Dos excursionistas encontraron una lata oxidada en el monte Zvičina, en Chequia, y dentro había un tesoro. No exagero: 598 monedas de oro repartidas en once columnas y envueltas en tela, escondidas en un muro de piedra a plena intemperie. Pensaban que era basura. Casi un año después, el gobierno regional lo confirmó: habían tropezado con el hallazgo de su vida.
Qué escondía la lata de aluminio
La vieja lata no estaba tirada al azar. Estaba oculta en la ladera del monte Zvičina, en la región de Podkrkonoší. Dentro, 598 monedas de oro organizadas en once columnas. A un metro escaso, una caja de metal guardaba más de treinta piezas con pinta de pasarlo por caja: tabaqueras, pulseras, un bolsito de malla, un peine, una cadena con llave y una polvera. Todo con aspecto dorado. Entre ambos envases, siete kilos de material.
El contenido data de los siglos XIX y XX , según el Museo de Bohemia Oriental de Hradec Králové. Los excursionistas no lo dudaron: lo entregaron al museo en febrero de 2025. Y ahí empieza lo bueno. El Puncovní úřad certificó que prácticamente todas las monedas eran oro de ley.
El valor ya da para un piso en la capital
El botín no es solo una anécdota de paseo. El peso del oro puro encontrado asciende a 5.230,56 gramos. Con el precio del oro de aquel momento, el valor rondaba los 440.000-450.000 euros. Ahora, con la cotización actual de la London Bullion Market Association, sube hasta los 637.000 euros. Un piso en Madrid, vamos. La pureza del resto de objetos todavía se sigue analizando.
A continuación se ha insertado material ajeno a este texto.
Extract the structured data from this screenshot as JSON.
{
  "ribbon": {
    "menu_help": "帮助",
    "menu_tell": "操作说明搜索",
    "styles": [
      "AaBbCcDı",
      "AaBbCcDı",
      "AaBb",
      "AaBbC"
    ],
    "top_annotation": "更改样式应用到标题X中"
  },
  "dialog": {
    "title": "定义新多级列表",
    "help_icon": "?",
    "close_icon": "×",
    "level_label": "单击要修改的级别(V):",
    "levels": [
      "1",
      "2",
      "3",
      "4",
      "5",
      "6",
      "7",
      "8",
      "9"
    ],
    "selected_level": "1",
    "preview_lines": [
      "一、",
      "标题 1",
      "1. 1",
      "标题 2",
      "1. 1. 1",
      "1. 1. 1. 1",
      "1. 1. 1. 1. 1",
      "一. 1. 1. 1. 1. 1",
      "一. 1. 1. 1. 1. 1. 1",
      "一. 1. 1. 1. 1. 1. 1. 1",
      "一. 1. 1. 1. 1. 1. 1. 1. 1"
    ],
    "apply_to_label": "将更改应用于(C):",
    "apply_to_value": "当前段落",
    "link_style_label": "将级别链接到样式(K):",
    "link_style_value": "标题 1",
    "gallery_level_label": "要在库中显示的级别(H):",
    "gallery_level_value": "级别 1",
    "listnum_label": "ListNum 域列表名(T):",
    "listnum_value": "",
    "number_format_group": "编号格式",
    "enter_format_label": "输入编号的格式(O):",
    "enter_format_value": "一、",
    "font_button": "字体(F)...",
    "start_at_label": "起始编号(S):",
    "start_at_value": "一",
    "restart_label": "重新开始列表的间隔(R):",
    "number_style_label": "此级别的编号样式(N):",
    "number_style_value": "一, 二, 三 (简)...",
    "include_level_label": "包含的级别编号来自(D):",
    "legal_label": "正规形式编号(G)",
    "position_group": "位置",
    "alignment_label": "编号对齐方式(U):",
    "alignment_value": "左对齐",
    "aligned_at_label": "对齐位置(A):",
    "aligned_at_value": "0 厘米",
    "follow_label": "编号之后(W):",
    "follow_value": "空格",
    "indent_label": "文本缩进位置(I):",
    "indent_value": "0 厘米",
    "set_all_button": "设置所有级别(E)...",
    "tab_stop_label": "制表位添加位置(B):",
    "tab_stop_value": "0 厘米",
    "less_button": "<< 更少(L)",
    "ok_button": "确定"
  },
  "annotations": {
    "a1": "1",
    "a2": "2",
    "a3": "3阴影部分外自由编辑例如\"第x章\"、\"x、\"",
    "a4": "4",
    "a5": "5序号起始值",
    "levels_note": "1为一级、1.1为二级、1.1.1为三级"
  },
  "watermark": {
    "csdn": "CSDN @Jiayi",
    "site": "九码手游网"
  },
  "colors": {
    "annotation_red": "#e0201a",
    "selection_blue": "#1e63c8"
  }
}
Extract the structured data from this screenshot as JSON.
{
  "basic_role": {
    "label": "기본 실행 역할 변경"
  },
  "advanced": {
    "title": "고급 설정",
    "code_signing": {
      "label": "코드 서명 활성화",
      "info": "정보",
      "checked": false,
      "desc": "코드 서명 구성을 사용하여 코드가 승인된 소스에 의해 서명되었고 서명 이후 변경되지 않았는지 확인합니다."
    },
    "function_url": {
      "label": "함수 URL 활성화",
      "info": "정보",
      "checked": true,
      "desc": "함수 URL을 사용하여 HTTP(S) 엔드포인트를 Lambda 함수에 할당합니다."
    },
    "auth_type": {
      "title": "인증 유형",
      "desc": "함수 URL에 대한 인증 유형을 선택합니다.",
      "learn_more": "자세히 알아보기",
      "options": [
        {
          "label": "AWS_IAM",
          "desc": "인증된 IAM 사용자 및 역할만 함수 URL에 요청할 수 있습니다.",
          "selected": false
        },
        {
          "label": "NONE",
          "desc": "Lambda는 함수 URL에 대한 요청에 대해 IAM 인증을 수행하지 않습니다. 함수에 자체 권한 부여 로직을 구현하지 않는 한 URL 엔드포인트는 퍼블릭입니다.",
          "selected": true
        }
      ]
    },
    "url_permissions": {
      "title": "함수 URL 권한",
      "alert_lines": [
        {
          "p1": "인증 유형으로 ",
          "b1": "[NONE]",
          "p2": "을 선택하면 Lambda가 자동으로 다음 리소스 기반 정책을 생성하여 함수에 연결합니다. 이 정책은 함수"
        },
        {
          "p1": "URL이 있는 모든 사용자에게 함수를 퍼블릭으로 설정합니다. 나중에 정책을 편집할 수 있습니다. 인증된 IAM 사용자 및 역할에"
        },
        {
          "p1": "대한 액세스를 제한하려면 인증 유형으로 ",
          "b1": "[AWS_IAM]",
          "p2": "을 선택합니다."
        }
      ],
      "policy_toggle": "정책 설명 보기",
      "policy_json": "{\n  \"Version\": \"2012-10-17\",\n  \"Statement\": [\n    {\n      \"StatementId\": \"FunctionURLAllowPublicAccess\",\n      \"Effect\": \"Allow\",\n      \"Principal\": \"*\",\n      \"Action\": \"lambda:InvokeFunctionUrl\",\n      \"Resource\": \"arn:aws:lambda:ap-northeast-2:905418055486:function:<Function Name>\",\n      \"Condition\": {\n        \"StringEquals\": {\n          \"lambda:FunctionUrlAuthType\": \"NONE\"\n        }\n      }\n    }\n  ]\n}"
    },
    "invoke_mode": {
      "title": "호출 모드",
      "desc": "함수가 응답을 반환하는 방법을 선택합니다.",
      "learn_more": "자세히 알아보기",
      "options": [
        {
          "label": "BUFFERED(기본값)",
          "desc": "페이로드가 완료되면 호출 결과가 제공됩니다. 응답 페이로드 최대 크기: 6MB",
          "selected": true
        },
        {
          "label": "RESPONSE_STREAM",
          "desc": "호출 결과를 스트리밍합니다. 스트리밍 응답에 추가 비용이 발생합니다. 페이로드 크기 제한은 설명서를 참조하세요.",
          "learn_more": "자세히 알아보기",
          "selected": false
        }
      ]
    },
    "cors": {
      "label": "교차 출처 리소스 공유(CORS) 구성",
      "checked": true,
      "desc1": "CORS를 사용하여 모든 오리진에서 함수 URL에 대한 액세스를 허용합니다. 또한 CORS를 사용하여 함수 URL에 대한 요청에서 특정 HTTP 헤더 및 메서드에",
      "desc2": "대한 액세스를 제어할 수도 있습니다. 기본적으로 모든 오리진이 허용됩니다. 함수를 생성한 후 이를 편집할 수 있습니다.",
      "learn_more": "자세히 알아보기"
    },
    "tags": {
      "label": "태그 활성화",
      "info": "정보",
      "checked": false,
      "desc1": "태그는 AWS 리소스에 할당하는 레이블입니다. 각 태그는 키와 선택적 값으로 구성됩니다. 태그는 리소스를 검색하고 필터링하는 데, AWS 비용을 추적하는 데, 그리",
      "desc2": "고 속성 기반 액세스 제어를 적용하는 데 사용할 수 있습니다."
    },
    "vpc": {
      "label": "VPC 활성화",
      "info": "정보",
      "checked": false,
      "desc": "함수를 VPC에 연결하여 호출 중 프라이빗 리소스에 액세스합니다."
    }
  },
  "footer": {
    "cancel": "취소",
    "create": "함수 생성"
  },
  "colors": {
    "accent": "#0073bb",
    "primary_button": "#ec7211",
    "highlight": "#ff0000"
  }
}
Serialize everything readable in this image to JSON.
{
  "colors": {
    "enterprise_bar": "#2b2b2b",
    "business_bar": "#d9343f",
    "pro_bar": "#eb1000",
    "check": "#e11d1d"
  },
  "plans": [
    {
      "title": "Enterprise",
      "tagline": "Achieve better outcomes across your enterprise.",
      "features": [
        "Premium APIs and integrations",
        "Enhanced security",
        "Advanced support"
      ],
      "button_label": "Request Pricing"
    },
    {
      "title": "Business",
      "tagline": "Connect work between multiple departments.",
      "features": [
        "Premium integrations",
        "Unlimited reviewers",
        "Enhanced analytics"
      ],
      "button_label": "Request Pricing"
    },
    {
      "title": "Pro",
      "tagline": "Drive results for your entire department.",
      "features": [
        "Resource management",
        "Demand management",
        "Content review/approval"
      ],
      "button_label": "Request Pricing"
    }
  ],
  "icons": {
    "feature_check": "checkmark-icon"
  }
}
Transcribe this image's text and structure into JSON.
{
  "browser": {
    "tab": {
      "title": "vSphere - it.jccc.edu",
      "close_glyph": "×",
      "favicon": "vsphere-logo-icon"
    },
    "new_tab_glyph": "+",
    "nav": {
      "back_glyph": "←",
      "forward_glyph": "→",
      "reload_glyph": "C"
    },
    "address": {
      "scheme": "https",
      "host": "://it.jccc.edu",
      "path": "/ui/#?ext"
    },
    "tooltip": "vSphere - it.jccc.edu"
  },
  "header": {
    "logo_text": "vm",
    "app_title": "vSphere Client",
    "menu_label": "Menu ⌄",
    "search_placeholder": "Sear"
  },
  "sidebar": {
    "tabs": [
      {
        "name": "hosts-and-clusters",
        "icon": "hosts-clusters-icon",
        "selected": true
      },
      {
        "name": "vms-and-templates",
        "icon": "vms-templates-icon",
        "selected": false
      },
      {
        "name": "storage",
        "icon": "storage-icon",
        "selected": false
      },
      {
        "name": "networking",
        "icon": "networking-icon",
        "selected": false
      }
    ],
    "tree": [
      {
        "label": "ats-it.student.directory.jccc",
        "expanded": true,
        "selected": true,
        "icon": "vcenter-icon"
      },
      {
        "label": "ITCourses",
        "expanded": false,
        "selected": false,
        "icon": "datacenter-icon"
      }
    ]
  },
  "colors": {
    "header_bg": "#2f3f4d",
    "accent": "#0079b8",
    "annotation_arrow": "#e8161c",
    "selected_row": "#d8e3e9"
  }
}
A ver, conviene frenar un segundo. No todos los días uno encuentra 5,2 kilos de oro puro en un muro de piedra y decide portarse como un ciudadano ejemplar. Aquí no hay detector de metales pirata ni subasta en internet. El museo conservará el conjunto íntegro en lugar de dispersarlo. Y eso, en plena era del coleccionismo compulsivo, vale tanto como el metal.
La verdadera rareza no es el oro: es que alguien lo encontrara y, en vez de venderlo por piezas, lo entregara entero a un museo.
El comunicado del museo no especula en exceso. Dice lo justo: fecha de acuñación, peso, pureza. El resto es una incógnita con patas. Y ahí es donde el hallazgo se convierte en lo que de verdad importa: un rompecabezas histórico que conecta el paseo de dos personas con los movimientos forzosos de media Europa.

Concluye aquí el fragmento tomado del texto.